NameError: name 'pprint' is not defined

#### b. Customer Status Analysis


In [12]:
pipeline = [
    {
        "$lookup": {
            "from": "transactions",
            "localField": "CLIENTNUM",
            "foreignField": "CLIENTNUM",
            "as": "transactions_info"
        }
    },
    {
        "$match": {
            "Attrition_Flag": "Attrited Customer"
        }
    },
    {
        "$unwind": "$transactions_info"
    },
    {
        "$project": {
            "CLIENTNUM": 1,
            "Total_Trans_Amt": "$transactions_info.Total_Trans_Amt",
            "Total_Revolving_Bal": "$transactions_info.Total_Revolving_Bal",
            "Credit_Limit": "$transactions_info.Credit_Limit",
            "Avg_Utilization_Ratio": "$transactions_info.Avg_Utilization_Ratio"
        }
    }
]

attrition_analysis = list(db.customers.aggregate(pipeline))
pprint(attrition_analysis)

# Convert to DataFrame for analysis
attrition_df = pd.DataFrame(attrition_analysis)

# Visualization
sns.histplot(attrition_df['Avg_Utilization_Ratio'], kde=True)
plt.title('Distribution of Credit Utilization Ratio Among Attrited Customers')
plt.xlabel('Average Utilization Ratio')
plt.ylabel('Frequency')
plt.show()

# Correlation Heatmap
correlation = attrition_df[['Total_Trans_Amt', 'Total_Revolving_Bal', 'Credit_Limit', 'Avg_Utilization_Ratio']].corr()
sns.heatmap(correlation, annot=True, cmap='coolwarm')
plt.title('Correlation Between Financial Variables')
plt.show()

SyntaxError: invalid syntax (1529207000.py, line 1)

#### c.

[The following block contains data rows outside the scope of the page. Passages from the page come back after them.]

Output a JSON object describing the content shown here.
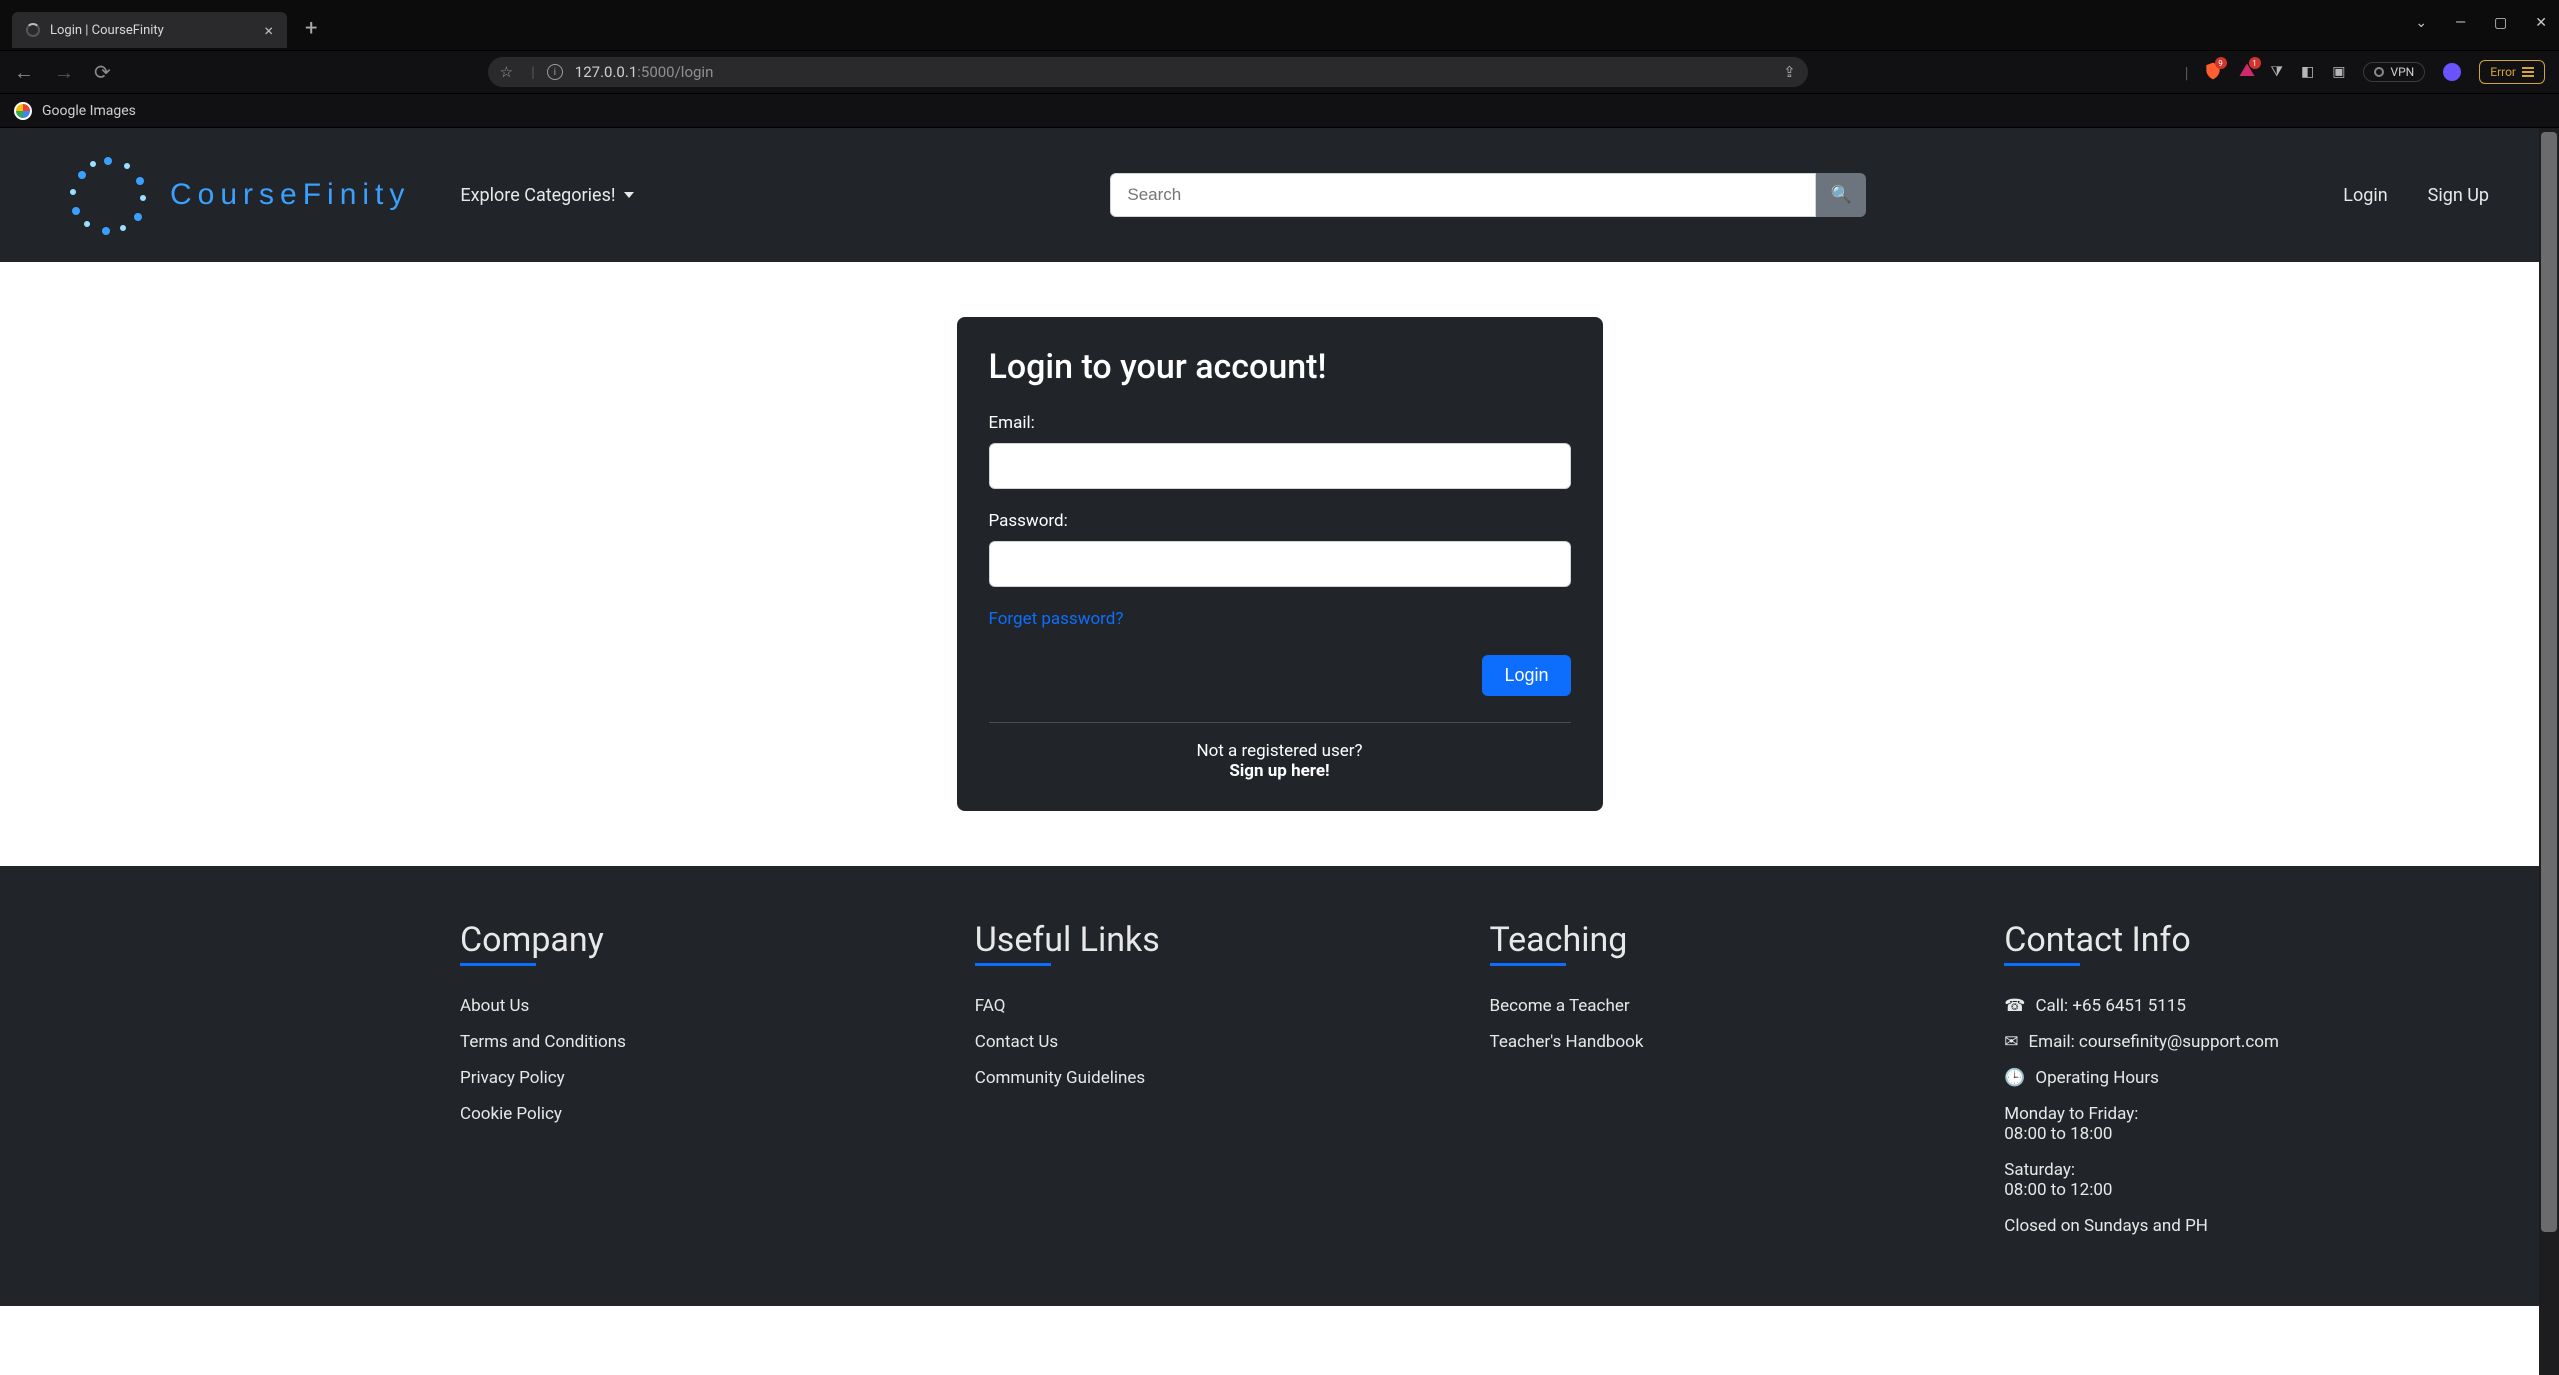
{
  "browser": {
    "tab_title": "Login | CourseFinity",
    "url_host": "127.0.0.1",
    "url_port_path": ":5000/login",
    "bookmark": "Google Images",
    "shields_count": "9",
    "notif_count": "1",
    "vpn_label": "VPN",
    "error_label": "Error"
  },
  "nav": {
    "brand": "CourseFinity",
    "explore": "Explore Categories!",
    "search_placeholder": "Search",
    "login": "Login",
    "signup": "Sign Up"
  },
  "login": {
    "heading": "Login to your account!",
    "email_label": "Email:",
    "password_label": "Password:",
    "forgot": "Forget password?",
    "submit": "Login",
    "not_registered": "Not a registered user?",
    "signup_here": "Sign up here!"
  },
  "footer": {
    "company": {
      "title": "Company",
      "items": [
        "About Us",
        "Terms and Conditions",
        "Privacy Policy",
        "Cookie Policy"
      ]
    },
    "useful": {
      "title": "Useful Links",
      "items": [
        "FAQ",
        "Contact Us",
        "Community Guidelines"
      ]
    },
    "teaching": {
      "title": "Teaching",
      "items": [
        "Become a Teacher",
        "Teacher's Handbook"
      ]
    },
    "contact": {
      "title": "Contact Info",
      "call": "Call: +65 6451 5115",
      "email": "Email: coursefinity@support.com",
      "hours_label": "Operating Hours",
      "mon_fri": "Monday to Friday:",
      "mon_fri_h": "08:00 to 18:00",
      "sat": "Saturday:",
      "sat_h": "08:00 to 12:00",
      "closed": "Closed on Sundays and PH"
    }
  }
}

Financial Health Assessment

In [15]:
pipeline = [
    {
        "$project": {
            "CLIENTNUM": 1,
            "Credit_Limit": 1,
            "Total_Revolving_Bal": 1,
            "Avg_Utilization_Ratio": 1
        }
    }
]

financial_health = list(db.transactions.aggregate(pipeline))
financial_health_df = pd.DataFrame(financial_health)

# Visualization
sns.scatterplot(data=financial_health_df, x='Credit_Limit', y='Total_Revolving_Bal', hue='Avg_Utilization_Ratio')
plt.title('Credit Limit vs. Total Revolving Balance')
plt.xlabel('Credit Limit')
plt.ylabel('Total Revolving Balance')
plt.show()

# Identifying High-Risk Customers
high_risk_customers = financial_health_df[
    (financial_health_df['Avg_Utilization_Ratio'] > 0.75) | 
    (financial_health_df['Total_Revolving_Bal'] > financial_health_df['Credit_Limit'] * 0.8)
]

print("High-Risk Customers:")
print(high_risk_customers)


NameError: name 'sns' is not defined

### Conclusion

In this notebook, we successfully:

1. **Installed and Imported Libraries:** Ensured all necessary libraries are available for data manipulation and MongoDB interactions.
2. **Connected to MongoDB:** Established a connection to the MongoDB server and set up collections with schema validation to maintain data integrity.
3. **Loaded and Inspected Data:** Loaded the dataset, displayed its structure, and verified the number of records and features.
4. **Processed and Inserted Data:** Split the dataset into relevant sections, ensured correct data types, and inserted the data into MongoDB with proper error handling.
5. **Verified Data Insertion:** Fetched and displayed sample documents from MongoDB to confirm successful data insertion.
6. **Outlined Next Steps:** Provided a roadmap for further analysis, including customer segmentation, status analysis, and financial health assessment.

By following the structured approach and implementing best practices, the project is well-positioned to deliver meaningful insights into customer behaviors and factors influencing account closures.